We've had a debate on Edge for non-Spirits, and while general consensus is 'seems fair for them to gain Edge due to game balance purposes', the bigger question is 'how do they use it'. I advocate 'spend at once'.
That's not RAW, though. While it might be fine to houserule that, RAW specifically states Spirits do not gain Edge. So I'll stick to that in this context.
Anyway, this is getting a little off-track; my original intent was to discuss the topic at hand, which is attack rating and defense ratings. Again, I think this is extremely lopsided on the Matrix side, as evidenced above.
Oh, sorry, no, not like that. I mean: she would throw out Data Spikes against commlinks or other low-DR targets to earn cheap Edge, then use that Edge for a physical Anticipate attack with dual-wield SMGs. Mixing Edge gain and use across "worlds" (ie. meat / matrix / magic) makes very little narrative sense that I can see, but it's legal, so ¯\_(ツ)_/¯
Aha, I see. Yeah, interesting.
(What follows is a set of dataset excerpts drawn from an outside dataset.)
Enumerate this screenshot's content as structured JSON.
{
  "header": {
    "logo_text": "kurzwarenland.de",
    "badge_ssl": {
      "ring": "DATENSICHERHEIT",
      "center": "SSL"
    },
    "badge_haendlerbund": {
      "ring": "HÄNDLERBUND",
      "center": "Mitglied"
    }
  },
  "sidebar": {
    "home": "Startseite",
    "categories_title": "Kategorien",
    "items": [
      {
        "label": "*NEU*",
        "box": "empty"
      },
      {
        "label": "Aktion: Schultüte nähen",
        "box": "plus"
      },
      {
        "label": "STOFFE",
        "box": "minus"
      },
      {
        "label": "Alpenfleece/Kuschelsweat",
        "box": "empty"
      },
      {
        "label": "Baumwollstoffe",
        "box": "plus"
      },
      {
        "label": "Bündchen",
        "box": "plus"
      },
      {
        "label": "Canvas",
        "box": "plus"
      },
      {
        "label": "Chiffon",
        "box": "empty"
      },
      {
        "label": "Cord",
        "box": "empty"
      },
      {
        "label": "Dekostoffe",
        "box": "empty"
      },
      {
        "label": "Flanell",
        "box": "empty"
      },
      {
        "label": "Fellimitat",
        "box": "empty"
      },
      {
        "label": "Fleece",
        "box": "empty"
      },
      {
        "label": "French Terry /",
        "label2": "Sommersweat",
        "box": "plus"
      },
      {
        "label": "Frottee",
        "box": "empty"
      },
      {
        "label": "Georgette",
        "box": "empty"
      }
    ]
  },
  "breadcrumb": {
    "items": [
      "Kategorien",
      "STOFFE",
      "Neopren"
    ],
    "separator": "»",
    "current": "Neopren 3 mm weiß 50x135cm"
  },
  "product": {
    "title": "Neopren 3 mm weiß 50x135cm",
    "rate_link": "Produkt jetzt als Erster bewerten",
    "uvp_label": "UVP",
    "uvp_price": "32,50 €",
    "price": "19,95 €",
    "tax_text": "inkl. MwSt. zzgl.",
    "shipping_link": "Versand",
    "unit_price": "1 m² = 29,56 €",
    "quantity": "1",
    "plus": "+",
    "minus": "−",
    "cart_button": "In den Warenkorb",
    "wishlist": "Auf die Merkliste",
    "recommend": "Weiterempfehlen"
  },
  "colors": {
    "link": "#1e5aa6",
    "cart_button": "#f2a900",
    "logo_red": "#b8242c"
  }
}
I could see that being problematic; I ran through a couple of sample hacks with my sample decker character, and yeah, building up edge seems to be pretty easy when you're going up against straight up devices.
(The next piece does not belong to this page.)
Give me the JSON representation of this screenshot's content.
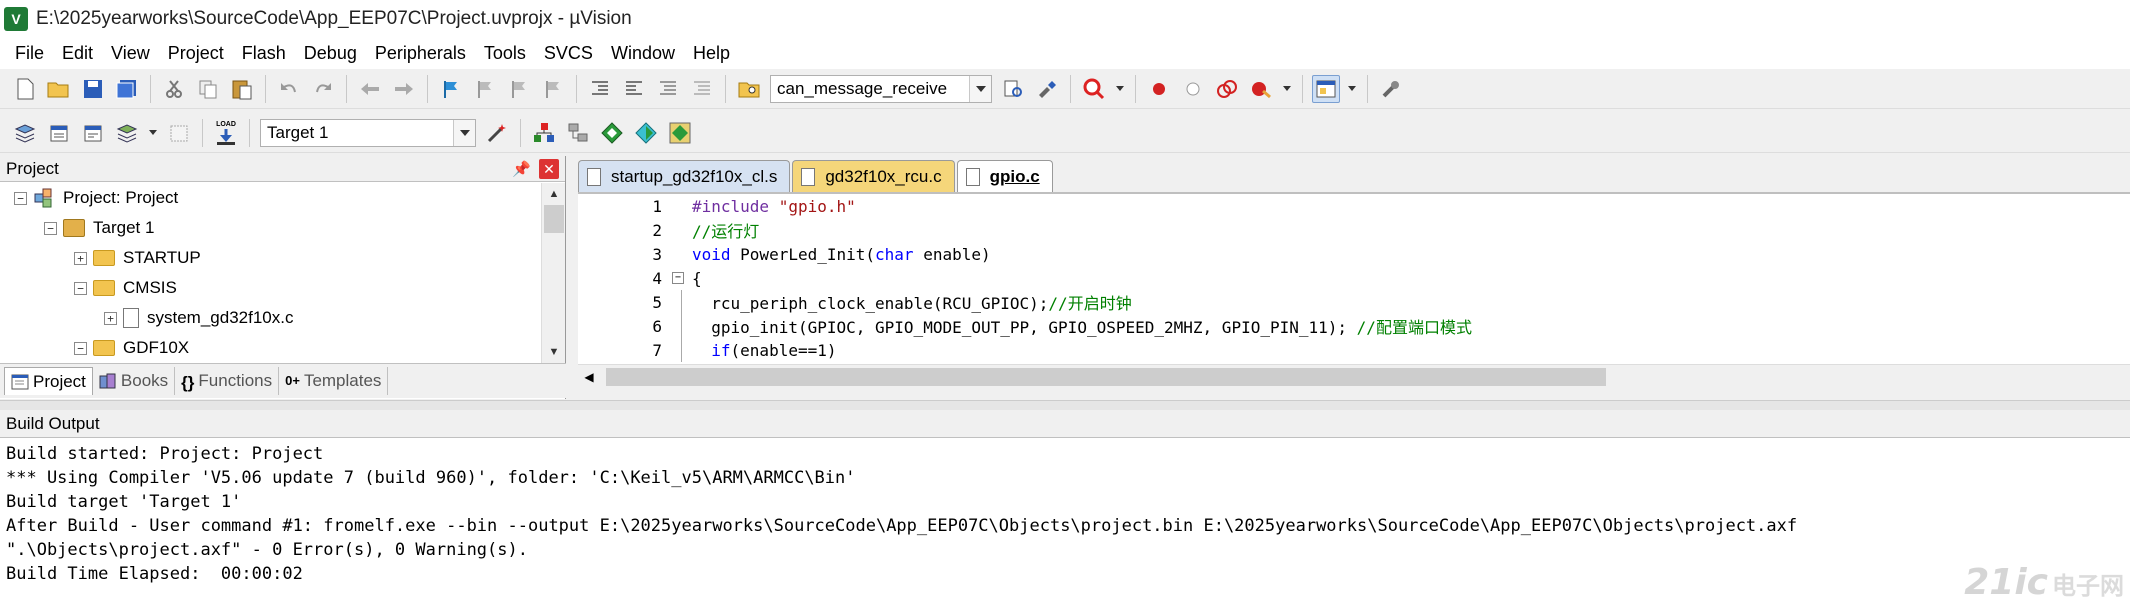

I feel like this is one failing of the Matrix rules and flavour text; while the mechanics are available for personas and hosts to protect devices, there aren't really any guidelines or examples of how most devices will be running. Assuming most people walk around without dedicated persona or host protection, they will be positively trivial to hack for a dedicated decker/technomancer.
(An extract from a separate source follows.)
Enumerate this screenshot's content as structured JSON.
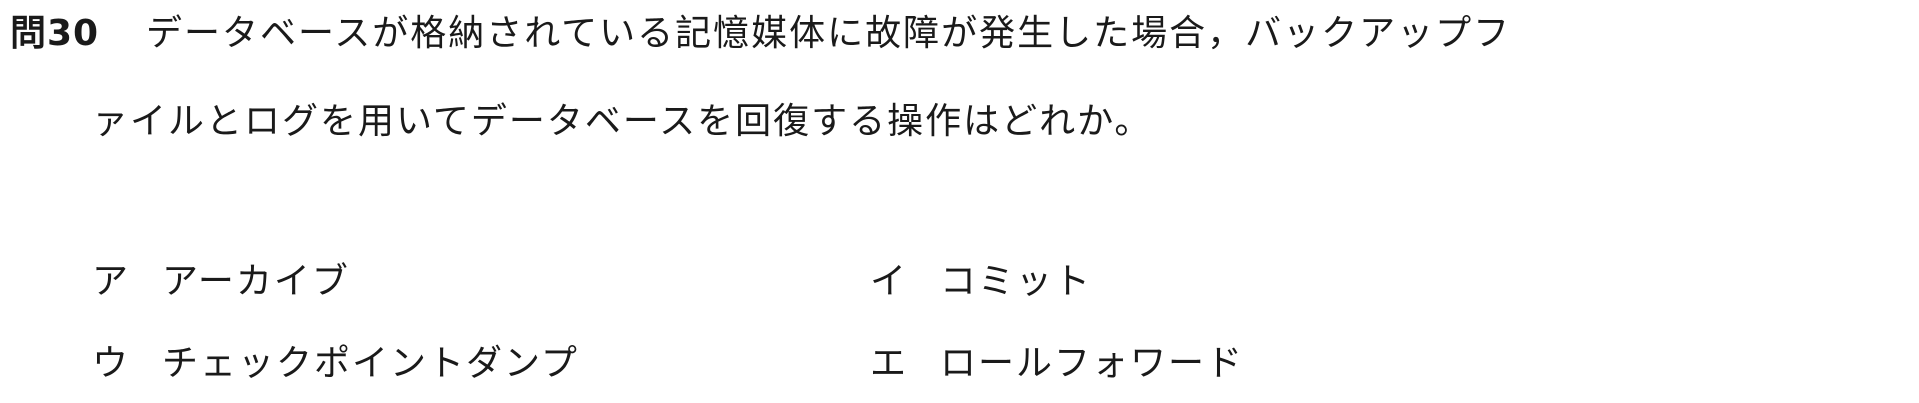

Since the defense ratings of unprotected devices are so low, it becomes similarly trivial for deckers to build up large Edge pools. Not a bad idea, since a bad roll can quickly make a hack go sideways and having plenty of edge to spend is more in line with the design goal of SR6, it seems that the different aspects of the game (social encounters, magic, matrix, rigging, combat) are balanced very differently where edge gain is concerned.